As usual, Orin Kerr offers a very thoughtful analysis and taxonomy of the opinions. This is a very pleasing opinion to me. First off, it is in accord with my criminal law libertarian values. I operate on the assumption that police ought not be breaching the privacy of a person’s home except in the narrowest circumstances. But it also makes me happy because Breyer did not take Roberts’ bait and conclude that the need for entry in cases of domestic violence requires a degradation of personal privacy under the Fourth Amendment. In the past, Breyer has shown a notable lack of interest in a robust Fourth Amendment. (I’m thinking of his approval of suspicionless drug testing of students in non-athletic extracurricular activities in Board of Education v. Earls.) In addition, the voting alignment suggests that Kennedy will continue to operate independently, nothwithstanding the arrival of a new true-believer.

This case may be fairly consequential, but in a different way than Roberts suggests. As a public defender, I discovered that a surprising number of people call the police to manipulate friends, neighbors, and loved ones. To be sure, most 911 calls are legit.
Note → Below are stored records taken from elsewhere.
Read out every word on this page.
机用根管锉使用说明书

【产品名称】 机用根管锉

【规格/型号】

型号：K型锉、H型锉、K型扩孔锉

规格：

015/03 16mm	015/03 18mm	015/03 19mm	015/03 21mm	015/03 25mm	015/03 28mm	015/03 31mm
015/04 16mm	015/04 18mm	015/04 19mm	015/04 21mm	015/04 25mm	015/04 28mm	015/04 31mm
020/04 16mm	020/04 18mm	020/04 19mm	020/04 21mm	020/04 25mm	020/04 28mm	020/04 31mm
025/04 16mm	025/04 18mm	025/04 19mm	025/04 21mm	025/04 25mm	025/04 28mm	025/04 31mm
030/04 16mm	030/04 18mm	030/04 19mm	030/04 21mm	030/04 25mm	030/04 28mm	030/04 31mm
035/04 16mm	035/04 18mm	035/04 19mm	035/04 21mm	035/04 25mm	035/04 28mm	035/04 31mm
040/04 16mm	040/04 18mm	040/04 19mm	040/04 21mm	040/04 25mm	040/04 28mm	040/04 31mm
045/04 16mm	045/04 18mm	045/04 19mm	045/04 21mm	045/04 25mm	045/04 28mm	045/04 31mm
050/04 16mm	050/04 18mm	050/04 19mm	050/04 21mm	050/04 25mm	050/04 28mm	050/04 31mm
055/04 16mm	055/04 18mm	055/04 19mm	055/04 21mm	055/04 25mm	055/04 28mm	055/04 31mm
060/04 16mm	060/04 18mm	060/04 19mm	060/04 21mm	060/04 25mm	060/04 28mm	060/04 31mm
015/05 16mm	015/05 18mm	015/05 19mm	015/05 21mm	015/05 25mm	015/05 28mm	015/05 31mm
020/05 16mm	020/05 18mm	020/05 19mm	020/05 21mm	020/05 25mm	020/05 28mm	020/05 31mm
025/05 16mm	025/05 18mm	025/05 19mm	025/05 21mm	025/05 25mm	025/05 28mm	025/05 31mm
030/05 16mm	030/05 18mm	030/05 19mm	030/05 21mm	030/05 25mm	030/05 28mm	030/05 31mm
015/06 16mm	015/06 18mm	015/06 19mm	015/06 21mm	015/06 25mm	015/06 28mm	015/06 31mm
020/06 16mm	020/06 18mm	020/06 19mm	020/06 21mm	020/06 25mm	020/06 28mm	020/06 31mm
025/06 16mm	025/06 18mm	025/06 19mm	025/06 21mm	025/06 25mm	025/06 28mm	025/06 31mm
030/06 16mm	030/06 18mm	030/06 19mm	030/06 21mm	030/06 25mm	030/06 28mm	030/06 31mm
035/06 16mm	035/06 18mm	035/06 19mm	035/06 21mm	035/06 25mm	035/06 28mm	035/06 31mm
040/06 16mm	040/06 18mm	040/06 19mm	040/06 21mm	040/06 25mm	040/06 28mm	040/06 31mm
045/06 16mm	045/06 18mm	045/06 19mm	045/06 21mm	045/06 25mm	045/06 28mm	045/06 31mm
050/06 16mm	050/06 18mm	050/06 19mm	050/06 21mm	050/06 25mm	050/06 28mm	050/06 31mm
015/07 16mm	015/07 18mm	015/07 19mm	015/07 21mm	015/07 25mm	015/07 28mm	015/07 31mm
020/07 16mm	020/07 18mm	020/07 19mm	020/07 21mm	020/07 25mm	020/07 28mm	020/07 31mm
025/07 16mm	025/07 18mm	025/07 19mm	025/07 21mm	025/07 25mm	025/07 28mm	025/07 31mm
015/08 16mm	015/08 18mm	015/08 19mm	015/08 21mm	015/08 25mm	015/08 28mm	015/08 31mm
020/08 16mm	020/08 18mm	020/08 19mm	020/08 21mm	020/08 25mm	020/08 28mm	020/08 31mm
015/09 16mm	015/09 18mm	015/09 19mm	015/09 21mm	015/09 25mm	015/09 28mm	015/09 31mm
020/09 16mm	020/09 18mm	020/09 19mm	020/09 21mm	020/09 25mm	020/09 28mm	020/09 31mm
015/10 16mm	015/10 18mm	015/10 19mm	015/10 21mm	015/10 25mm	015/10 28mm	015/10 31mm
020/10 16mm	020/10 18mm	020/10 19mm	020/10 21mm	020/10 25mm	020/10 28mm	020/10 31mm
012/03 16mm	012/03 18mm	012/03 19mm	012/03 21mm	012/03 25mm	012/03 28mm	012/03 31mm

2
But sometimes a call to the police is simply punishment for someone else’s perceived misconduct. “You cheated on me? Fine. I’ll call the cops.” This decision may limit the effectiveness of these calls. Or perhaps KipEsquire is right: the police may manipulate circumstance to move the objecting resident away from the door.
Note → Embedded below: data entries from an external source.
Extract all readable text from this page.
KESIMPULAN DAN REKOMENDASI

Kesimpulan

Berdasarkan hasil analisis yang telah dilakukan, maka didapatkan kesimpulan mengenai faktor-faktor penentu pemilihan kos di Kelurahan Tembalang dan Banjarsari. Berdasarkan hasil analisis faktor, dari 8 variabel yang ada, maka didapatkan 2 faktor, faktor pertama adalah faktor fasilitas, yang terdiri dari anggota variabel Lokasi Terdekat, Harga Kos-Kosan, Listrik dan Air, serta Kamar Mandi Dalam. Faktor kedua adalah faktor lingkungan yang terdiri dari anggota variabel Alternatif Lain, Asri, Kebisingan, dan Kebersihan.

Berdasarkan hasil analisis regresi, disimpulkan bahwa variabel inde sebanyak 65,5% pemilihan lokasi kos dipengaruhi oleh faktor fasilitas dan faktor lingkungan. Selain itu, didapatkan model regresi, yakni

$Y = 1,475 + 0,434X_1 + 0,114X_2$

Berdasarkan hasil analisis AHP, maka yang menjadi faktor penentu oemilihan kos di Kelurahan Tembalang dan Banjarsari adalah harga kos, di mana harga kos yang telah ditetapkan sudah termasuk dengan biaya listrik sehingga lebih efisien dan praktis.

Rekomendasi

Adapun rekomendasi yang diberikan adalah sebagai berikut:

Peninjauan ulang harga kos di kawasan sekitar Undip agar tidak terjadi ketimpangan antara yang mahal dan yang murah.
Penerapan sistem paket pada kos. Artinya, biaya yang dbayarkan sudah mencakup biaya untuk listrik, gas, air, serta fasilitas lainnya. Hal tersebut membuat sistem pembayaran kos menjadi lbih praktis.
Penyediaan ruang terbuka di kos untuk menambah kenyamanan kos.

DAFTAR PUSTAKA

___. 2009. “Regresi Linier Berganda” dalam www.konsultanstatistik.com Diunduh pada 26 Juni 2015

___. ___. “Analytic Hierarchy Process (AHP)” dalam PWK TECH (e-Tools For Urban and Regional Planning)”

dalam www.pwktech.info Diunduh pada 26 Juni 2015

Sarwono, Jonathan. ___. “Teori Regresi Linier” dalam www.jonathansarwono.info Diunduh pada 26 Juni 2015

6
I hope the blog block has been broken. Perhaps tomorrow, when I wake up, I’ll have a genuine epiphany. Or maybe I’ll just update the lateral moves list!


 March 23, 2006 at 1:20 am   Posted in: Blogging   Print This Post Print This Post

Responses (3)

  1. Belle Lettre - March 23, 2006 at 2:51 am

    First, thank you for the plug and the kind words, and second, can I quote you on that? “A particularly nice mix of academics and introspection”–I like that!

    I have a readership of 30 or so a day (I’m not exactly the female Glenn Reynolds) and am more nervous and insecure than Woody Allen is about external validation–and so it thrills me to no end to have a Co-Op professor read my blog and then plug it. I’m all aflutter!

    I’ve been worrying this week, 5 months before I start my LLM program, about how on earth I’ll get into the JSD part and who to beg to be my faculty advisor. I told you, I am Woody Allen. So thanks for a little something that brings me back to the present–the ever present demands of the blog!

    When I’m stumped, I start looking for law-related posts in popular culture, like analyzing the racial politics of Dancing With The Stars. Unfortunately, now that I’m not thinking about CRT as much anymore, I am wondering how to make federalism relevant to my non-law readers’ lives. Your area is criminal law–what fertile ground, you lucky prawf.

  2. Plainsman - March 23, 2006 at 1:23 pm

    This case may be fairly consequential, but in a different way than Roberts suggests. As a public defender, I discovered that a surprising number of people call the police to manipulate friends, neighbors, and loved ones. To be sure, most 911 calls are legit. But sometimes a call to the police is simply punishment for someone else’s perceived misconduct. “You cheated on me? Fine. I’ll call the cops.”

    I had the same thought. I liked this decision too, and my politics, in most respects, are well to the right of Prof. Filler’s.

    That said, Roberts’s dissent was well done, and Scalia notably overmatched Stevens in their little jurisprudential exchange.

    Justice Breyer’s concurrence is the controlling opinion. It looks rather narrow, unfortunately. To what extent do you think Breyer left the door open for lower courts to develop exceptions to Randolph?

  3. Frank - March 27, 2006 at 7:05 pm

    I just wanna say–I can totally empathize on the blog-block! BUt I think it may relate to challenges of the form. It’s surprisingly hard to compose a post sometime, because there’s such a tension between brevity and significance (and, I’m sure, all manner of formal values I’m too aesthetically unattuned to even notice).

    I hope to blog on that in a bit…and perhaps that’s the best cure for blog block–to meta-blog!